Thursday, 17 December 2015: 11:20
303 (Moscone South)
Ulrich R Christensen, Max Planck Institute for Solar System Research, Katlenburg-Lindau, Germany
Abstract:
The upward revision of the thermal conductivity in the Earth's core makes it
plausible that the mean heat flow at the core-mantle boundary (CMB) could be only a
fraction of what can be conducted down the core adiabat (perhaps one half). The upper
part of the fluid core would be stably stratified to substantial depth. This is
inconsistent with evidence for upwelling flow near the CMB from observations of
of magnetic flux expulsion. Heat flow at the CMB is likely very heterogeneous and
would still be superadiabatic in some regions of the CMB. The dynamics of such a
system is unclear. Gubbins et al. (Phys. Earth Planet. Int., in press, 2015)
suggest that the locally unstable gradient would mix up the stable layer as a whole
and replace it by a weakly convecting one. We study dynamo models driven by a codensity
flux from the inner core. On the outer boundary an inverse (on average) gradient is
imposed, leading to stable stratification of the top 40% of the fluid shell. In
addition to control cases with homogeneous CMB flux, we run models with two unstable
regions centered on the equator. In the latter cases a predominantly horizontal
circulation in a thin layer immediately below the outer boundary redistributes
the heat that is conducted radially upward in the stable layer and transports it
towards the high heat-flow spots.
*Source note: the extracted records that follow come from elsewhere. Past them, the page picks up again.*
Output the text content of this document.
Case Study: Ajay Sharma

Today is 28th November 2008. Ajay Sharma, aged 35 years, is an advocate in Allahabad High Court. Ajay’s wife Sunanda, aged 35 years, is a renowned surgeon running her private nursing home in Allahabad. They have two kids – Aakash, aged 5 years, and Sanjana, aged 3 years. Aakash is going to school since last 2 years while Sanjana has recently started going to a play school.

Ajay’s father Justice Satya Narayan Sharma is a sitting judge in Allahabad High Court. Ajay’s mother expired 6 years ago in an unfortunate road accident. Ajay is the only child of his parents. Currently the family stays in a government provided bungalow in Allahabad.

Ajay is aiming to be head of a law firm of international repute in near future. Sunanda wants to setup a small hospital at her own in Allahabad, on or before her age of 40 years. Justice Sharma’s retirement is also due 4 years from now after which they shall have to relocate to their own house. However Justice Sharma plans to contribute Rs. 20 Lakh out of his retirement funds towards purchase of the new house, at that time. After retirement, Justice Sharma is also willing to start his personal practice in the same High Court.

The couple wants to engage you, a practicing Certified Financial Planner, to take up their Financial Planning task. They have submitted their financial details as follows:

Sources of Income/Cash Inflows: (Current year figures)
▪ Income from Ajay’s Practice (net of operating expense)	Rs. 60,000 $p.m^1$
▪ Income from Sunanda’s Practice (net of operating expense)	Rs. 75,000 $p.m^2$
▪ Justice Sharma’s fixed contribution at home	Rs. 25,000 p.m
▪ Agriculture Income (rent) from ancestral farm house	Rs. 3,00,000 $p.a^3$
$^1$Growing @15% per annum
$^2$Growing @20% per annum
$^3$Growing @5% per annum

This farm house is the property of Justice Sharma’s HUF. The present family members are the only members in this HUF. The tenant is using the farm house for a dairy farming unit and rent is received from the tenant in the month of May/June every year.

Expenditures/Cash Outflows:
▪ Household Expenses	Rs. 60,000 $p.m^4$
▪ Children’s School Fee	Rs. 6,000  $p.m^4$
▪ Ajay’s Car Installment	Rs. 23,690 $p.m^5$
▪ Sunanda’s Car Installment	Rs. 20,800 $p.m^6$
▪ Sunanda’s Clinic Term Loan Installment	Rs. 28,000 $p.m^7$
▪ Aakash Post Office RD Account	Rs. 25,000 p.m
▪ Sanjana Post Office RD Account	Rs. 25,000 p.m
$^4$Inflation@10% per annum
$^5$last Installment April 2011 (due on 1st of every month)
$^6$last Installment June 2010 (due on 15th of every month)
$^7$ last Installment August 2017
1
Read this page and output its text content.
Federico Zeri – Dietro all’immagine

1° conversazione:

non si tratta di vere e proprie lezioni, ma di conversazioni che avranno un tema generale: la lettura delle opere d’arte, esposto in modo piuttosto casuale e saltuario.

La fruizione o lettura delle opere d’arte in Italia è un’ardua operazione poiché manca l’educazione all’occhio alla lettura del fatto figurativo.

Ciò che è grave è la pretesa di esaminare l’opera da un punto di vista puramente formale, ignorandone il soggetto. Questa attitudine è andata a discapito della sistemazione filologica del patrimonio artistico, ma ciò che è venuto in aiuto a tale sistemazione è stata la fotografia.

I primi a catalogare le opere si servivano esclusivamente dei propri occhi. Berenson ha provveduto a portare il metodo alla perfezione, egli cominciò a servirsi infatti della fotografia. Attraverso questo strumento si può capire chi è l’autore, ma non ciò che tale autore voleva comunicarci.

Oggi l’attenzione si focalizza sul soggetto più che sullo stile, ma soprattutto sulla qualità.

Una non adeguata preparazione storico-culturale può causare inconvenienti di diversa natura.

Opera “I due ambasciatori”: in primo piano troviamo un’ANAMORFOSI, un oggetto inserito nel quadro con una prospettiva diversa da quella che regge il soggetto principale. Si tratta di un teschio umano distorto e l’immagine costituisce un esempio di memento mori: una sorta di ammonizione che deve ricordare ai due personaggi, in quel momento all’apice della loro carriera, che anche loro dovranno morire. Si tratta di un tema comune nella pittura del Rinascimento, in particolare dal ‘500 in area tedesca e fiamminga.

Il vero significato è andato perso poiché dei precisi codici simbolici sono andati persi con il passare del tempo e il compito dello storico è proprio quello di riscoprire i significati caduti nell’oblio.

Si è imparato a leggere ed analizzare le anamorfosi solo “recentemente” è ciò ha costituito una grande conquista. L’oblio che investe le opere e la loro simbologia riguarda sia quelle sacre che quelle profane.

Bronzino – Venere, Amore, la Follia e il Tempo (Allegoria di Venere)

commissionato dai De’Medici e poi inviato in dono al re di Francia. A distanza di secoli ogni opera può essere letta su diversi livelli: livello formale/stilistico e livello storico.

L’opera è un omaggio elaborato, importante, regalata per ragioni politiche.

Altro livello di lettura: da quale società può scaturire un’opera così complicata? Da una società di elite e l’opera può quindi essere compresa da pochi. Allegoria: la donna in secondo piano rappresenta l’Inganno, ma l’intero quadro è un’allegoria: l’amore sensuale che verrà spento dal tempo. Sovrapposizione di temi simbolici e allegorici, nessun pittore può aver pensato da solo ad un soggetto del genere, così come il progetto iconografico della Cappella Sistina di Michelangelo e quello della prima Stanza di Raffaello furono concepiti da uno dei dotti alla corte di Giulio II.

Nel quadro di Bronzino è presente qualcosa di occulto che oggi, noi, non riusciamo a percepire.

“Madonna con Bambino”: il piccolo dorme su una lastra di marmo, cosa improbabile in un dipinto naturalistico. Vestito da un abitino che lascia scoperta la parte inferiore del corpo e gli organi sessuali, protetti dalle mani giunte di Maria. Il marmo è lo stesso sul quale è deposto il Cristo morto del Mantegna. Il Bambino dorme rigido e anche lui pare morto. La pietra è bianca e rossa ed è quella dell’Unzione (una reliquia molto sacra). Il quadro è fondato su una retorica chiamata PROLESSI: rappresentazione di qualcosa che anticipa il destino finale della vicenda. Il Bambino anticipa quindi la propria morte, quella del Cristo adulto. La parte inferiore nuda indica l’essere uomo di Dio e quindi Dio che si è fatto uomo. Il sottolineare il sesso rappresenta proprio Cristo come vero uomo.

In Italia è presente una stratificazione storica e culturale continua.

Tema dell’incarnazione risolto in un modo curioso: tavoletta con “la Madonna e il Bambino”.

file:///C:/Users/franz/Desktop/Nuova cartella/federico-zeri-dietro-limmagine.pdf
Radial flow below these spots does not penetrate
deeply into the stable layer, nor does the layer become mixed up to a significant
degree. A dynamo operates in the convecting deep interior, however, its dipole
moment is low in comparison to the Earth value. Heat flow heterogeneity at the
CMB does not sem to solve the problems that exist for the geodynamo when the
average heat flux is substantially subadiabatic.